Açıklamalarda bulunan Milletvekili Abdulahat Arvas, 27. dönem 6. yasama yılı çalışmalarına başladıkları bu hafta ‘Yasama Dokunulmazlığının Kaldırılması Hakkındaki Cumhurbaşkanlığı Tezkereleri’nin Türkiye Büyük Millet Meclisine gönderildiğini belirtti.
Arvas şunları söyledi; “Herkes gibi ilk olarak benim de basından öğrendiğim kadarıyla söz konusu tezkerelerden biri şahsıma ait olup, yasama dokunulmazlığımın kaldırılması teklif edilmiştir.
Türkiye Büyük Millet Meclisi Başkanlığımızdan edindiğim bilgiye göre, tezkere gerekçesinin 2011 yılında açılmış bir dava ile ilgili olduğunu öğrendim. Direkt olarak ilgimin bulunmadığı, hiçbir şekilde taraf olmadığım söz konusu dava, 2011 yılında ilimizde meydana gelen depremler döneminde firmamıza nakliye hizmeti veren İstanbul merkezli bir firmaya açılmıştır.
Yapılan sözleşme gereği ticari faaliyetimize konu yük taşımacılığı dışında tanımadığımız söz konusu nakliye firmasına yönelik yapılan soruşturmada, nakliye bedeli olarak kesilen veya banka aracılığıyla ödediğimiz belgeler ilgi tutularak sahibi olduğum firma hukuki sürece dahil edilerek, bugüne kadar gelmiştir.
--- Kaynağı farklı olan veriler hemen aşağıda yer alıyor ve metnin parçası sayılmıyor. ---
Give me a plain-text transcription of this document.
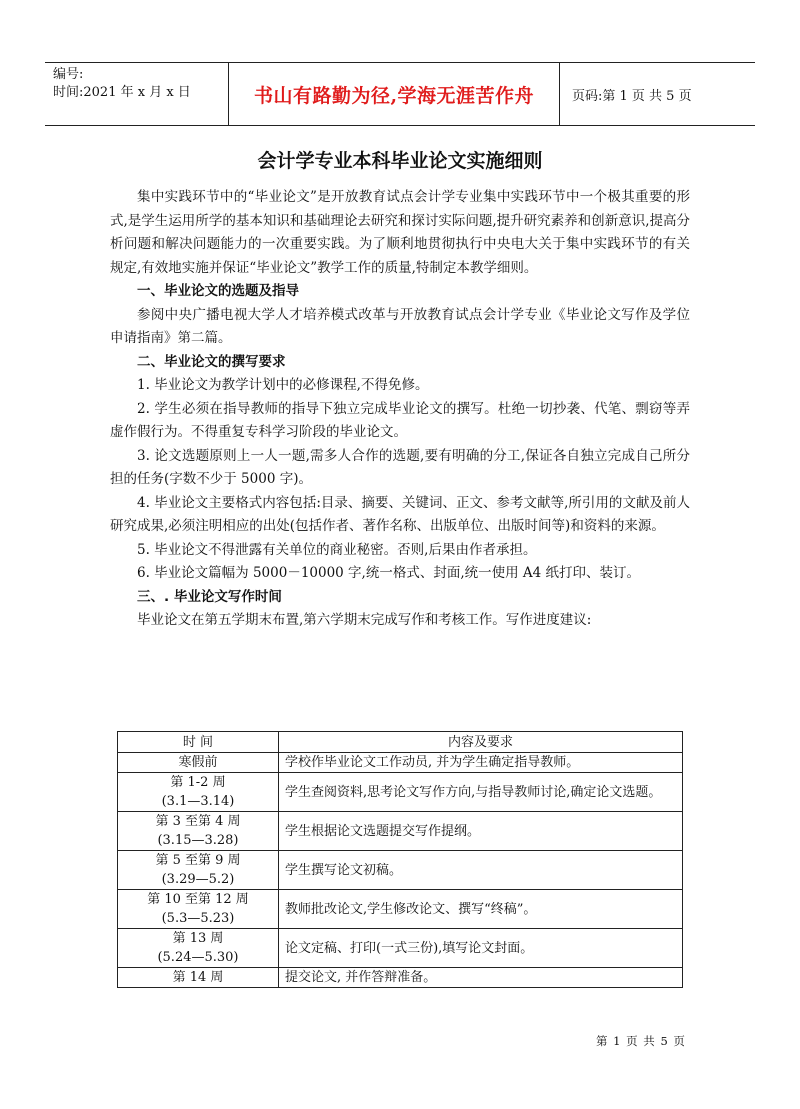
编号:
时间:2021 年 x 月 x 日	书山有路勤为径,学海无涯苦作舟	页码:第 1 页 共 5 页
会计学专业本科毕业论文实施细则

集中实践环节中的“毕业论文”是开放教育试点会计学专业集中实践环节中一个极其重要的形式,是学生运用所学的基本知识和基础理论去研究和探讨实际问题,提升研究素养和创新意识,提高分析问题和解决问题能力的一次重要实践。为了顺利地贯彻执行中央电大关于集中实践环节的有关规定,有效地实施并保证“毕业论文”教学工作的质量,特制定本教学细则。

一、毕业论文的选题及指导

参阅中央广播电视大学人才培养模式改革与开放教育试点会计学专业《毕业论文写作及学位申请指南》第二篇。

二、毕业论文的撰写要求

1. 毕业论文为教学计划中的必修课程,不得免修。

2. 学生必须在指导教师的指导下独立完成毕业论文的撰写。杜绝一切抄袭、代笔、剽窃等弄虚作假行为。不得重复专科学习阶段的毕业论文。

3. 论文选题原则上一人一题,需多人合作的选题,要有明确的分工,保证各自独立完成自己所分担的任务(字数不少于 5000 字)。

4. 毕业论文主要格式内容包括:目录、摘要、关键词、正文、参考文献等,所引用的文献及前人研究成果,必须注明相应的出处(包括作者、著作名称、出版单位、出版时间等)和资料的来源。

5. 毕业论文不得泄露有关单位的商业秘密。否则,后果由作者承担。

6. 毕业论文篇幅为 5000－10000 字,统一格式、封面,统一使用 A4 纸打印、装订。

三、. 毕业论文写作时间

毕业论文在第五学期末布置,第六学期末完成写作和考核工作。写作进度建议:

时 间	内容及要求

寒假前	学校作毕业论文工作动员, 并为学生确定指导教师。

第 1-2 周
(3.1—3.14)	学生查阅资料,思考论文写作方向,与指导教师讨论,确定论文选题。

第 3 至第 4 周
(3.15—3.28)	学生根据论文选题提交写作提纲。

第 5 至第 9 周
(3.29—5.2)	学生撰写论文初稿。

第 10 至第 12 周
(5.3—5.23)	教师批改论文,学生修改论文、撰写“终稿”。

第 13 周
(5.24—5.30)	论文定稿、打印(一式三份),填写论文封面。

第 14 周	提交论文, 并作答辩准备。
第 1 页 共 5 页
Firmamız hakkında yürütülmekte olan gerçeklikten ve hukuki temelden yoksun bir yargılama neticesinde, Bakırköy 1. Ağır Ceza Mahkemesi, ‘Ceza Muhakemesi Kanunu’nun 223/8 maddesi gereğince devam eden davanın durdurulması’ yönünde karar vermiştir.
“Somut delil veya suç unsuru mevcut değil” Davanın salahiyeti ve bir an evvel masumiyetimizin ispat edilerek karara bağlanması amacıyla hiçbir zaman milletvekili olarak yasama dokunulmazlığımı bildirme lüzumu hissetmedim. Söz konusu dava kendi seyrinde devam etmekteyken mahkeme heyetince benzer dosyaların birleştirilmesi sırasında milletvekili olduğum fark edilmiş olup, kovuşturmanın devamı için usul gereği Adalet Bakanlığına yazı yazılmış. Bakanlığımız da gereği için cumhurbaşkanlığına üst yazı ile göndermiştir. Firmamız 1998 yılından bu yana tüm yasal mevzuatlar çerçevesinde faaliyetini eksiksiz sürdürmektedir. Dava konusu ile ilgili tarafımızca işlenen bir cürüm yoktur. Bu durum mahkemeye sunduğumuz bilgi ve belgelerle de sabittir. Sadece taşıma hizmeti aldığımız nakliye firması nedeniyle davaya ismimiz karışmıştır. 10 yıldan fazladır devam eden davada, hakkımızdaki iddiaya yönelik somut delil veya suç unsuru mevcut değildir. Aksine masumiyetimizi ispatlayacak nitelikte bütün somut delil ve ifadelerimiz dosyada mevcuttur. 2011 yılı ve öncesi döneme ilişkin, gerçekle herhangi bir bağlantısı bulunmayan tutarsız iddialar temel alınarak yürütülen ve halihazırda hakkında durdurma kararı olan kovuşturmanın devam etmesi durumunda, mahkemeye sunduğum somut deliler ışığında şahsım hakkında beraat kararı tesis edileceği tartışılmaz olup bu hususta herhangi bir tereddüdüm bulunmamaktadır. Milletvekilliğinin bize yüklediği misyon ve mesuliyet çok büyüktür. Bu sorumluluk bilinciyle şeffaf ve açık olarak devletimize, milletimize, meclisimize, partimize ve kamuoyuna hesap verilebilirlik adına her türlü katkı ve kolaylığı sağlamaya hazırım.
“TBMM Başkanlığı’na dilekçe verdik”Bu nedenle Türkiye Büyük Millet Meclisi Başkanlığına hakkımdaki yasama dokunulmazlığının kaldırılması amacıyla dilekçe vererek, hakkında durdurma kararı olan dava dosyası ile ilgili yargılamanın devamı kararı verilmesi yönünde talepte bulunacağım. Fezlekeye konu olan davanın süratle neticelenmesi amacıyla hukuki olarak konunun takipçisi olacağım. Kaldı ki yasama dokunulmazlığı milletvekillerine tanınan sınırsız bir hak değildir. Milletvekilliği görevinin sona ermesiyle yasama dokunulmazlığı ortadan kalkmaktadır.”